Dlugosch, 51, started the business about a year ago. He was living in the northwest United States for more than two decades, but the economy left his insurance business hurting. He opted to shut it down and head home, and took up his new career at the behest of a friend in California, a former mortgage broker who turned to headlight repair to get by.
Since beginning, Dlugosch estimates he has resurfaced at least 250 lenses.
According to the National Safety Council, traffic death rates are three times greater at night than during the day due to darkness and its impacts on depth perception, color recognition and peripheral vision. Also, older drivers have even greater difficulties seeing at night. Per the council, a 50-year-old driver may need twice as much light to see as well as a 30-year old.

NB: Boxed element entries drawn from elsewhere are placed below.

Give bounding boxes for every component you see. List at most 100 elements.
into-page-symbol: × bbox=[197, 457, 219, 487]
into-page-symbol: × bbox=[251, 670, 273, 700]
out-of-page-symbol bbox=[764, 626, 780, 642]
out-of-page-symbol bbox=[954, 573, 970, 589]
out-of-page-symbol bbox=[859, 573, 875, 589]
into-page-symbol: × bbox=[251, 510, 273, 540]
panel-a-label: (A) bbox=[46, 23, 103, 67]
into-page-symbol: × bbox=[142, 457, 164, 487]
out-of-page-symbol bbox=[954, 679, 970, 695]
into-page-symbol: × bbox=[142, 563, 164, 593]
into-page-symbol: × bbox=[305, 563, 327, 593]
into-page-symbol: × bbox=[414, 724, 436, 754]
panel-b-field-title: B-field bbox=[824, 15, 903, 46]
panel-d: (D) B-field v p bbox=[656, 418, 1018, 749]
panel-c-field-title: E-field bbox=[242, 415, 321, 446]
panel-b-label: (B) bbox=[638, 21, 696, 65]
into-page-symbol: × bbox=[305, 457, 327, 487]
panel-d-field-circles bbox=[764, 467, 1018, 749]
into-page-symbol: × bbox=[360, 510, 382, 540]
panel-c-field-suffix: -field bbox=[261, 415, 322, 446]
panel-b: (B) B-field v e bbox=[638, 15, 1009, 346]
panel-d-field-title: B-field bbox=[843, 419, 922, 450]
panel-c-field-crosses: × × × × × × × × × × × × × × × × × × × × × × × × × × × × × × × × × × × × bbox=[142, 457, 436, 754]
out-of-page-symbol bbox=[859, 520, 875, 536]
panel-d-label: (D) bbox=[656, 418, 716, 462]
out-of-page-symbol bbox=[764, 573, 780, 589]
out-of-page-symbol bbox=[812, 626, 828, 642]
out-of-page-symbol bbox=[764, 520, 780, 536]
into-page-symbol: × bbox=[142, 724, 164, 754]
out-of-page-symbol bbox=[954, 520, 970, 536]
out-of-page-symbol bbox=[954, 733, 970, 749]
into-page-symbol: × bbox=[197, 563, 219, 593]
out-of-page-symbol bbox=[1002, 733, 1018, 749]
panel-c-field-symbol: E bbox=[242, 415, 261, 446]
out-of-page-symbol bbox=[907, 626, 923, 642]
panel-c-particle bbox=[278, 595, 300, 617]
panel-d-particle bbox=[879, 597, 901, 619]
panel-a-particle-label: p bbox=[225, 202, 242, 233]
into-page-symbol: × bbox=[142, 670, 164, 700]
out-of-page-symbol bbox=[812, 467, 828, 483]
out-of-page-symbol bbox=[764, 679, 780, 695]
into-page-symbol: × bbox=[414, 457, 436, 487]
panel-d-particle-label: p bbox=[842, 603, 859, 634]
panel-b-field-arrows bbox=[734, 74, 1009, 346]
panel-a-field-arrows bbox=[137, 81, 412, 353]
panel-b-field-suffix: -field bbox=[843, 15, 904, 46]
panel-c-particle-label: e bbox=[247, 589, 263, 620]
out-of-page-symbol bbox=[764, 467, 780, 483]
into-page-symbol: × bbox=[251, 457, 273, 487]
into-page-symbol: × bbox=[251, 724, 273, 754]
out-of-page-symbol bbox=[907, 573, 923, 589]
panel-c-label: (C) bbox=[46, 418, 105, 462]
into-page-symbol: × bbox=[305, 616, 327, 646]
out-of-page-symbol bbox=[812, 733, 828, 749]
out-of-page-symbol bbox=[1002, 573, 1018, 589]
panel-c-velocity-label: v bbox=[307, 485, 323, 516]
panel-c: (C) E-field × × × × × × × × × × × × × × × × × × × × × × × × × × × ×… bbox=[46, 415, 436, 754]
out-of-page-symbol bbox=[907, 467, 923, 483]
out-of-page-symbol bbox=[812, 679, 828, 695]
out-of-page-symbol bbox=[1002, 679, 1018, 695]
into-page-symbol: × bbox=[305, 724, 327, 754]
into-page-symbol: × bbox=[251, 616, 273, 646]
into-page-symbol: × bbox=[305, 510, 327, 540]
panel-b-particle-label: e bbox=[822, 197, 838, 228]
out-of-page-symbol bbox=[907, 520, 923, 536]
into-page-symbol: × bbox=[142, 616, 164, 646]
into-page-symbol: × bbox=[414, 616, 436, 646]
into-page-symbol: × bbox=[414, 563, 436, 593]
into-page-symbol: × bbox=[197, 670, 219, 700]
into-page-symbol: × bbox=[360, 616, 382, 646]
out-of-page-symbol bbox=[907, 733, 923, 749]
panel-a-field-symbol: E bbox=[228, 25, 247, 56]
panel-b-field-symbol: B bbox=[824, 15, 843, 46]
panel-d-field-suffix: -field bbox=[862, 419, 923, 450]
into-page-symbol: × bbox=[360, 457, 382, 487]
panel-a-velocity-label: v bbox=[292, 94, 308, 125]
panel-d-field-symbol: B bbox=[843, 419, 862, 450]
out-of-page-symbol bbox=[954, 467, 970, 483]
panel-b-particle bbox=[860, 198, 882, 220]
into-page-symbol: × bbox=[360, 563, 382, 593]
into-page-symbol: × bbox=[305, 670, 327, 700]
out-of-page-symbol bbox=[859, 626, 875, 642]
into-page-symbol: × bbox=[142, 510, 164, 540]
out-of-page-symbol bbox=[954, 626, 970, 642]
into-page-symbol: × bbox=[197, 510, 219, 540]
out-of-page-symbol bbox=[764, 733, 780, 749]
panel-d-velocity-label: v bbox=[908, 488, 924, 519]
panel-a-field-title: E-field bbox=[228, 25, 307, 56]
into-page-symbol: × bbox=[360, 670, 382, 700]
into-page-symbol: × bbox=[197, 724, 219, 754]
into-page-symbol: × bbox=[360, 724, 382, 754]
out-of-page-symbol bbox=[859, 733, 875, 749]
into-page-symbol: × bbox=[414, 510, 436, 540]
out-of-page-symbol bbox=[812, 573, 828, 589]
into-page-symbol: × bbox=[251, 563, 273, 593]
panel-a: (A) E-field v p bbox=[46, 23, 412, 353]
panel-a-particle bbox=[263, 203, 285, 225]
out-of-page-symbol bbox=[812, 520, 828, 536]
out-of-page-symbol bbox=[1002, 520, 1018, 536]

Those facts combined with the fact that a foggy, UV- and dirt-damaged headlight can emit light less than half as far as a new or clean headlight are reasons enough Dlugosch thinks he’s made the right choice for a new career.
“It allows you to see as well as your car to be seen at night,” he said of the resurfacing process. “That’s the main thing: can other people see you?”
Rick Vasquez is manager for Alta Mere window and tint in west Fort Worth. He has used the Headlight Doctor as an independent contractor for at least six months, and describes Dlugosch as honest and hardworking.
“He does a great job,” said Vasquez, adding Alta Mere didn’t offer the service before Dlugosch. “If those headlights get all foggy or they don’t come in very clear, he just cleans them up really nice. It’s a visibility issue and definitely a safety issue.”
Like Alta Mere and several others around town, Dlugosch hopes to gain more auto-services accounts in the future, and maybe land some emergency vehicles (firetrucks, police cars) and long-distance travelers (buses) accounts, too. The public still is his largest source of revenue so far.
“What do people do when they have a problem with their bodies and stuff?” he asked. “They go to the doctor … so I just called myself the Headlight Doctor.”